Cornered, threatened, and facing the abrupt termination of what was supposed to be a painless ascension to the Supreme Court, Kavanaugh went feral. His opening statement kicked off with an acerbic screed aimed at the committee Democrats. Yelling into his microphone and flushed with anger, Kavanaugh denied every allegation against him. He snapped at the Democratic senators on the committee, talked over them, and petulantly threw their questions back in their faces. And all throughout the hearing, he lied about matters large and small.
Much of the coverage focused on Kavanaugh’s anger and his tone, and many conservatives were quick to argue that his rage was understandable as that of a man falsely accused. But the most revealing moment of Kavanaugh’s testimony came early on when he said this:
This whole two-week effort has been a calculated and orchestrated political hit, fueled with apparent pent-up anger about President Trump and the 2016 election. Fear that has been unfairly stoked about my judicial record. Revenge on behalf of the Clintons. and millions of dollars in money from outside left-wing opposition groups.
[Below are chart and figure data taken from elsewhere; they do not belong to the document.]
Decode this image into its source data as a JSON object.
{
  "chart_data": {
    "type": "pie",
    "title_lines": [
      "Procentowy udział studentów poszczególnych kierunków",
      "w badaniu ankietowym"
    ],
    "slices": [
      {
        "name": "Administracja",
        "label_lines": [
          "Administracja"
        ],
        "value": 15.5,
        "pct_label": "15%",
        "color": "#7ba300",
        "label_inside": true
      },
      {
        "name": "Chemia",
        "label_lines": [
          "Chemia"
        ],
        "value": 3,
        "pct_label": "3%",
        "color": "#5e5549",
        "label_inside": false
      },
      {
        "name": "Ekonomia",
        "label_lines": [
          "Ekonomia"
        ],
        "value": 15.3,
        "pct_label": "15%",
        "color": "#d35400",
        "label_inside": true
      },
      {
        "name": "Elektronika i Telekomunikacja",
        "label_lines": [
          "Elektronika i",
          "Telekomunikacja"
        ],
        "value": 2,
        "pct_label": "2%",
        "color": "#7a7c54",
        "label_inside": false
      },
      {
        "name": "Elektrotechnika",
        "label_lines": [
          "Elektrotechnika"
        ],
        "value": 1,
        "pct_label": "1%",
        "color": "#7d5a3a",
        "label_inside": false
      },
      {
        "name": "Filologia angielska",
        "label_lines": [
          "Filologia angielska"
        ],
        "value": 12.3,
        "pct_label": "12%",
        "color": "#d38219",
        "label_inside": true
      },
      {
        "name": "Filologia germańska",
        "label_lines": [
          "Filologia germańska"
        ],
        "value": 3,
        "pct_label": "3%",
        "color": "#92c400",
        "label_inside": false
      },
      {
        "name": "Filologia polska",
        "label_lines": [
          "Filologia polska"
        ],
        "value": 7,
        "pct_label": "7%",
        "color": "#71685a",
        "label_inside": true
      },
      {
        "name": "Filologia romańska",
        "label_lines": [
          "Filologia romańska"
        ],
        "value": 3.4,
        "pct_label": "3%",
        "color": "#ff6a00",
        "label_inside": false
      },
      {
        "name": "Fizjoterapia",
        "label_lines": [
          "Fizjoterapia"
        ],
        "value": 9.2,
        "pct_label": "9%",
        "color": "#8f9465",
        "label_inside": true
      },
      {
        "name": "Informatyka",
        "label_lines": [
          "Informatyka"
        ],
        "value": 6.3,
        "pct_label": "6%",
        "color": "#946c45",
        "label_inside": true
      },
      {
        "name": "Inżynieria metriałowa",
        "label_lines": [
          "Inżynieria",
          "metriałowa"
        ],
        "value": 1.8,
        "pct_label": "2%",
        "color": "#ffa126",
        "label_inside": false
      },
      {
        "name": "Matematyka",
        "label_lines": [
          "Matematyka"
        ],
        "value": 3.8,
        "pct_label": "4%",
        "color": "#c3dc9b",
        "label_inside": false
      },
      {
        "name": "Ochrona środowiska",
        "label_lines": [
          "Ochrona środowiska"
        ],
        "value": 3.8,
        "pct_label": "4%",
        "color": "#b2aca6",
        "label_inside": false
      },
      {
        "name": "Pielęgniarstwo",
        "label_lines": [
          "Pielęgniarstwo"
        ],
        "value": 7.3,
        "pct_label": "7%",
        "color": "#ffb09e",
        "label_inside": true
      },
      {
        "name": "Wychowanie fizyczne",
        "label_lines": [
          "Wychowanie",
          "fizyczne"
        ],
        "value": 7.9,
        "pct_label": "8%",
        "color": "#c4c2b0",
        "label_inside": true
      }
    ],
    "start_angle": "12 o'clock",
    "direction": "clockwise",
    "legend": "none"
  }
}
If you’ve spent any time watching Fox News or listening to conservative talk radio, rhetoric like this should be instantly recognizable: conspiratorial, steeped in grievance, and swaddled in anger. Watch Sean Hannity’s program on literally any night of the week and you’ll be bombarded with near-identical harangues about shadowy left-wing conspiracies driven by resentment over President Donald Trump’s election and invariably connected somehow to Bill and Hillary Clinton.
“The entire basis of Robert Mueller’s so-called investigation is based on a lie and a conspiracy theory that was cooked up by the Obama administration, by Democrats, and by the liberal news media as an excuse for why Hillary Clinton lost the election,” Hannity complained this past January. “Mueller’s investigation has now morphed into a Democratic political hit job.” Compare that to the Supreme Court nominee’s accusation of a “calculated and orchestrated political hit” fueled by “anger about President Trump and the 2016 election” and Clintonite vengeance. Brett Kavanaugh was not a judge in that moment; he was a pro-Trump cable news pundit.
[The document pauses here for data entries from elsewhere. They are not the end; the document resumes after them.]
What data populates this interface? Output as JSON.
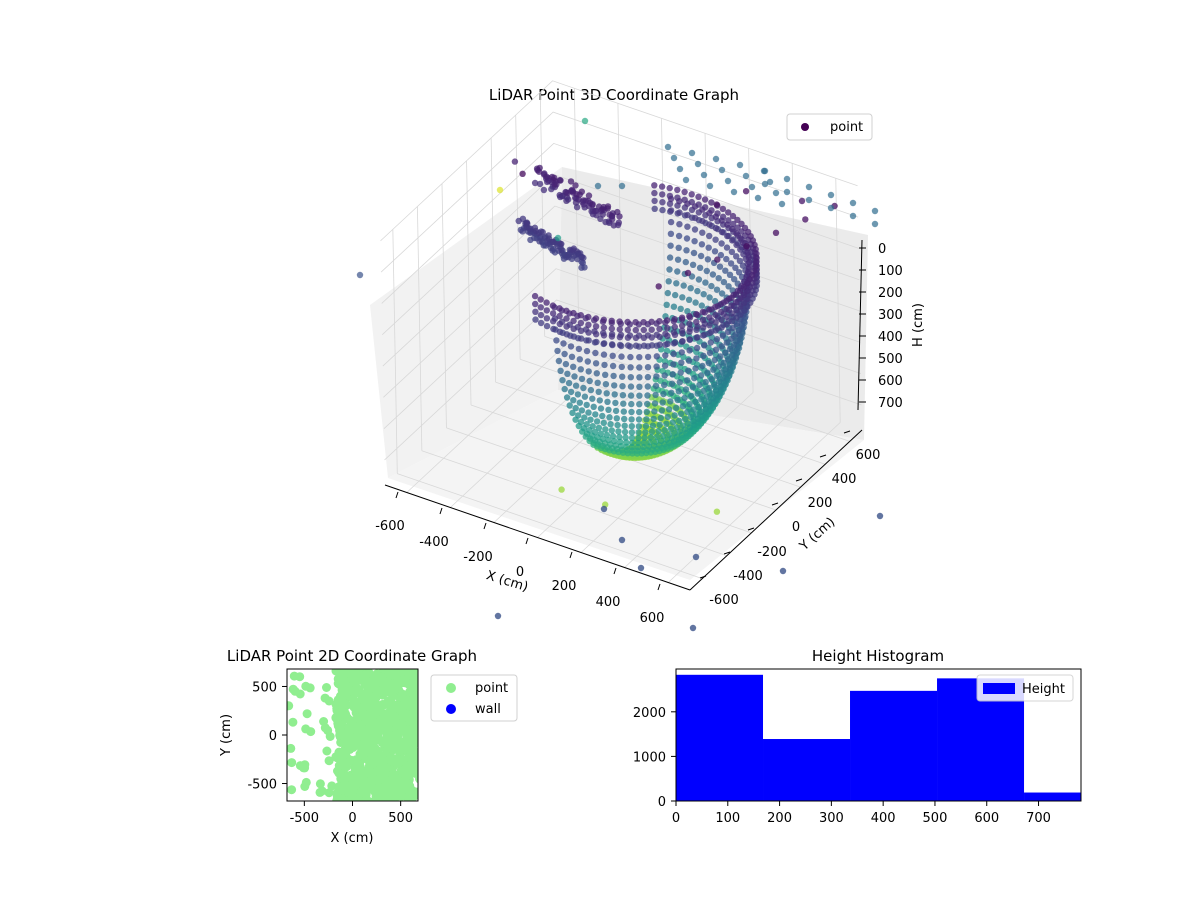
{
  "chart_data": [
    {
      "type": "scatter",
      "dimension": "3d",
      "title": "LiDAR Point 3D Coordinate Graph",
      "xlabel": "X (cm)",
      "ylabel": "Y (cm)",
      "zlabel": "H (cm)",
      "xlim": [
        -700,
        700
      ],
      "ylim": [
        -700,
        700
      ],
      "zlim": [
        0,
        780
      ],
      "z_inverted": true,
      "x_ticks": [
        -600,
        -400,
        -200,
        0,
        200,
        400,
        600
      ],
      "y_ticks": [
        -600,
        -400,
        -200,
        0,
        200,
        400,
        600
      ],
      "z_ticks": [
        0,
        100,
        200,
        300,
        400,
        500,
        600,
        700
      ],
      "colormap": "viridis",
      "legend": {
        "placement": "upper-right",
        "entries": [
          {
            "label": "point",
            "color": "#440154"
          }
        ]
      },
      "grid": true,
      "series": [
        {
          "name": "point",
          "description_of_shape": "dense half-shell (dome) of points centred near the origin, open toward -X, with outlier points far from centre",
          "points": [
            [
              -650,
              300,
              100
            ],
            [
              -500,
              100,
              30
            ],
            [
              500,
              600,
              60
            ],
            [
              600,
              -300,
              700
            ],
            [
              200,
              -500,
              700
            ],
            [
              0,
              -500,
              700
            ],
            [
              650,
              600,
              40
            ],
            [
              600,
              450,
              40
            ],
            [
              550,
              300,
              40
            ],
            [
              500,
              150,
              40
            ],
            [
              450,
              0,
              40
            ],
            [
              400,
              -150,
              40
            ],
            [
              350,
              -300,
              40
            ],
            [
              300,
              500,
              40
            ],
            [
              250,
              350,
              40
            ]
          ]
        }
      ]
    },
    {
      "type": "scatter",
      "title": "LiDAR Point 2D Coordinate Graph",
      "xlabel": "X (cm)",
      "ylabel": "Y (cm)",
      "xlim": [
        -680,
        680
      ],
      "ylim": [
        -680,
        680
      ],
      "x_ticks": [
        -500,
        0,
        500
      ],
      "y_ticks": [
        -500,
        0,
        500
      ],
      "legend": {
        "placement": "outside-right",
        "entries": [
          {
            "label": "point",
            "color": "#90ee90"
          },
          {
            "label": "wall",
            "color": "#0000ff"
          }
        ]
      },
      "series": [
        {
          "name": "point",
          "color": "#90ee90",
          "description_of_shape": "dense filled disk covering approx X -100..650, Y -650..650 with scattered points toward X -650"
        },
        {
          "name": "wall",
          "color": "#0000ff",
          "points": []
        }
      ]
    },
    {
      "type": "bar",
      "subtype": "histogram",
      "title": "Height Histogram",
      "xlabel": "",
      "ylabel": "",
      "bin_edges": [
        0,
        168,
        336,
        504,
        672,
        782
      ],
      "values": [
        2830,
        1390,
        2470,
        2750,
        190
      ],
      "xlim": [
        0,
        782
      ],
      "ylim": [
        0,
        2960
      ],
      "x_ticks": [
        0,
        100,
        200,
        300,
        400,
        500,
        600,
        700
      ],
      "y_ticks": [
        0,
        1000,
        2000
      ],
      "color": "#0000ff",
      "legend": {
        "placement": "upper-right",
        "entries": [
          {
            "label": "Height",
            "color": "#0000ff"
          }
        ]
      }
    }
  ]
}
To no one’s surprise, Kavanaugh’s testimony was loudly celebrated by the Republican establishment and conservative media. GOP senators who were content to let their proxy counsel speak for them to Dr. Ford abruptly abandoned her to join and echo Kavanaugh’s aggrieved complaint.
During and after the hearing, the general reaction was that Kavanaugh was putting on a performance for an audience of one -- specifically, Donald Trump, who values this sort of aggressive combativeness (particularly from powerful allies who are facing sexual misconduct allegations). And that’s true insofar as Kavanaugh needed to reassure the man who nominated him, and he succeeded in that effort. But it would be incorrect to view Kavanaugh’s testimony yesterday as some sort of act or contrivance.
This is who Brett Kavanaugh is. This is the Brett Kavanaugh who worked as a deputy to former independent counsel Ken Starr and harbored a singular obsession with long-debunked conspiracy theories about Clinton White House official Vince Foster’s suicide. This is the Brett Kavanaugh who, as a staffer in George W. Bush’s White House, was linked to a scandal surrounding emails stolen from Democratic senators (Kavanaugh’s blanket denials of having knowingly received those stolen documents were convincingly debunked by Senate Judiciary Committee Democrats).
The Kavanaugh that we saw at the confirmation hearings earlier this month who talked about the virtues of an independent and nonpartisan judiciary, who said “a good judge must be an umpire -- a neutral and impartial arbiter who favors no litigant or policy,” who warned that the “the Supreme Court must never be viewed as a partisan institution” -- that was the fake Kavanaugh. That Brett Kavanaugh was putting on a show and playing the part of an impartial jurist. Maintaining that fiction yesterday would not have helped his cause, so he cast it aside and let his inner Hannity take control.
Now it seems likely that Kavanaugh will be confirmed by the Republican-controlled Senate and ascend to the Supreme Court. Chances are pretty good that, at some point, the high court will be forced to weigh in on the Russia investigation conducted by special counsel Robert Mueller: an investigation that Trump has attacked as a Democratic conspiracy linked to Hillary Clinton that is driven by lingering anger over his election.
Hey … where have we heard that before?